Baisse hat die Boni gedrückt

Trotz Aktienflaute seien englische Versicherer noch immer zu 50 bis 60 Prozent in Aktien investiert. Doch die Baisse hat die Boni gedrückt. "Die Ablaufleistung einer vor fünf Jahren gekauften und jetzt fälligen Police ist um zehn bis 15 Prozent niedriger als erwartet", sagt Riess. Dennoch wirbt er auch jetzt mit Renditen von acht bis 13 Prozent. Die Verkäufer müssen der Börsensituation Tribut zollen. Wegen der niedrigeren Boni sinken auch die Preise der Secondhand-Policen. Je kürzer die Restlaufzeit, desto geringer die Schwankungsbreite der Ablaufleistung. Wer deshalb kurze Restlaufzeiten kaufen will, wird vom Markt enttäuscht: "Alle Laufzeiten unter vier Jahren sind knapp", sagt Riess. Und am Währungsrisiko kommt auch der Käufer britischer Policen nicht vorbei (s. Grafik ganz unten). Mit in Euro notierten irischen Policen wäre das Währungsrisiko zu umgehen. Doch Rölle bemerkt, bei vier Millionen Einwohnern Irlands sei der Markt zu klein.

Ist das unmoralische Angebot aus den USA den TEP überlegen?
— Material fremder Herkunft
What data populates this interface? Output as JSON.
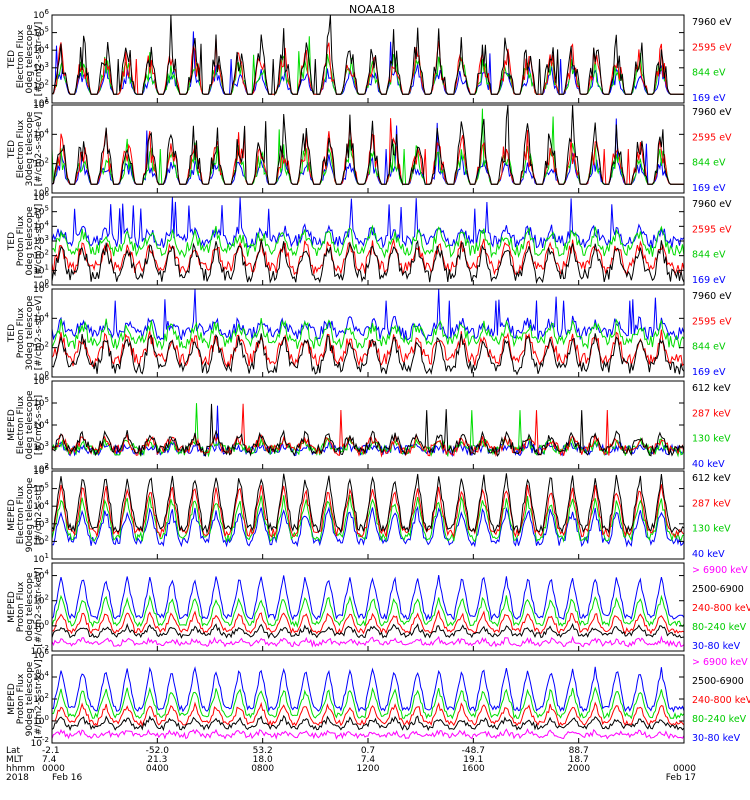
{
  "title": "NOAA18",
  "chart_data": [
    {
      "type": "line",
      "ylabel": [
        "TED",
        "Electron Flux",
        "0deg telescope",
        "[#/cm2-s-str-eV]"
      ],
      "ytick_exps": [
        1,
        2,
        3,
        4,
        5,
        6
      ],
      "ylim_log10": [
        1,
        6
      ],
      "series": [
        {
          "name": "7960 eV",
          "color": "#000000"
        },
        {
          "name": "2595 eV",
          "color": "#ff0000"
        },
        {
          "name": "844 eV",
          "color": "#00dd00"
        },
        {
          "name": "169 eV",
          "color": "#0000ff"
        }
      ]
    },
    {
      "type": "line",
      "ylabel": [
        "TED",
        "Electron Flux",
        "30deg telescope",
        "[#/cm2-s-str-eV]"
      ],
      "ytick_exps": [
        0,
        2,
        4,
        6
      ],
      "ylim_log10": [
        0,
        6
      ],
      "series": [
        {
          "name": "7960 eV",
          "color": "#000000"
        },
        {
          "name": "2595 eV",
          "color": "#ff0000"
        },
        {
          "name": "844 eV",
          "color": "#00dd00"
        },
        {
          "name": "169 eV",
          "color": "#0000ff"
        }
      ]
    },
    {
      "type": "line",
      "ylabel": [
        "TED",
        "Proton Flux",
        "0deg telescope",
        "[#/cm2-s-str-eV]"
      ],
      "ytick_exps": [
        0,
        1,
        2,
        3,
        4,
        5,
        6
      ],
      "ylim_log10": [
        0,
        6
      ],
      "series": [
        {
          "name": "7960 eV",
          "color": "#000000"
        },
        {
          "name": "2595 eV",
          "color": "#ff0000"
        },
        {
          "name": "844 eV",
          "color": "#00dd00"
        },
        {
          "name": "169 eV",
          "color": "#0000ff"
        }
      ]
    },
    {
      "type": "line",
      "ylabel": [
        "TED",
        "Proton Flux",
        "30deg telescope",
        "[#/cm2-s-str-eV]"
      ],
      "ytick_exps": [
        0,
        2,
        4,
        6
      ],
      "ylim_log10": [
        0,
        6
      ],
      "series": [
        {
          "name": "7960 eV",
          "color": "#000000"
        },
        {
          "name": "2595 eV",
          "color": "#ff0000"
        },
        {
          "name": "844 eV",
          "color": "#00dd00"
        },
        {
          "name": "169 eV",
          "color": "#0000ff"
        }
      ]
    },
    {
      "type": "line",
      "ylabel": [
        "MEPED",
        "Electron Flux",
        "0deg telescope",
        "[#/cm2-s-str]"
      ],
      "ytick_exps": [
        2,
        3,
        4,
        5,
        6
      ],
      "ylim_log10": [
        2,
        6
      ],
      "series": [
        {
          "name": "612 keV",
          "color": "#000000"
        },
        {
          "name": "287 keV",
          "color": "#ff0000"
        },
        {
          "name": "130 keV",
          "color": "#00dd00"
        },
        {
          "name": "40 keV",
          "color": "#0000ff"
        }
      ]
    },
    {
      "type": "line",
      "ylabel": [
        "MEPED",
        "Electron Flux",
        "90deg telescope",
        "[#/cm2-s-str]"
      ],
      "ytick_exps": [
        1,
        2,
        3,
        4,
        5,
        6
      ],
      "ylim_log10": [
        1,
        6
      ],
      "series": [
        {
          "name": "612 keV",
          "color": "#000000"
        },
        {
          "name": "287 keV",
          "color": "#ff0000"
        },
        {
          "name": "130 keV",
          "color": "#00dd00"
        },
        {
          "name": "40 keV",
          "color": "#0000ff"
        }
      ]
    },
    {
      "type": "line",
      "ylabel": [
        "MEPED",
        "Proton Flux",
        "0deg telescope",
        "[#/cm2-s-str-keV]"
      ],
      "ytick_exps": [
        -2,
        0,
        2,
        4
      ],
      "ylim_log10": [
        -2,
        5
      ],
      "series": [
        {
          "name": "> 6900 keV",
          "color": "#ff00ff"
        },
        {
          "name": "2500-6900",
          "color": "#000000"
        },
        {
          "name": "240-800 keV",
          "color": "#ff0000"
        },
        {
          "name": "80-240 keV",
          "color": "#00dd00"
        },
        {
          "name": "30-80 keV",
          "color": "#0000ff"
        }
      ]
    },
    {
      "type": "line",
      "ylabel": [
        "MEPED",
        "Proton Flux",
        "90deg telescope",
        "[#/cm2-s-str-keV]"
      ],
      "ytick_exps": [
        -2,
        0,
        2,
        4,
        6
      ],
      "ylim_log10": [
        -2,
        6
      ],
      "series": [
        {
          "name": "> 6900 keV",
          "color": "#ff00ff"
        },
        {
          "name": "2500-6900",
          "color": "#000000"
        },
        {
          "name": "240-800 keV",
          "color": "#ff0000"
        },
        {
          "name": "80-240 keV",
          "color": "#00dd00"
        },
        {
          "name": "30-80 keV",
          "color": "#0000ff"
        }
      ]
    }
  ],
  "x_axis": {
    "row_labels": [
      "Lat",
      "MLT",
      "hhmm",
      "2018"
    ],
    "ticks": [
      {
        "hour": 0,
        "lat": "-2.1",
        "mlt": "7.4",
        "hhmm": "0000",
        "date": "Feb 16"
      },
      {
        "hour": 4,
        "lat": "-52.0",
        "mlt": "21.3",
        "hhmm": "0400",
        "date": ""
      },
      {
        "hour": 8,
        "lat": "53.2",
        "mlt": "18.0",
        "hhmm": "0800",
        "date": ""
      },
      {
        "hour": 12,
        "lat": "0.7",
        "mlt": "7.4",
        "hhmm": "1200",
        "date": ""
      },
      {
        "hour": 16,
        "lat": "-48.7",
        "mlt": "19.1",
        "hhmm": "1600",
        "date": ""
      },
      {
        "hour": 20,
        "lat": "88.7",
        "mlt": "18.7",
        "hhmm": "2000",
        "date": ""
      },
      {
        "hour": 24,
        "lat": "",
        "mlt": "",
        "hhmm": "0000",
        "date": "Feb 17"
      }
    ]
  }
}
Es spricht zurzeit für sich, dass die Renditen nicht vom Kapitalmarkt abhängen. Grundsätzlich einkommensteuerpflichtig sind die Gebrauchtpolicen aus beiden Ländern. Weil Risikopolicen aber keinen Übertragungswert haben, können die US-Policen steuerfrei vererbt und verschenkt werden.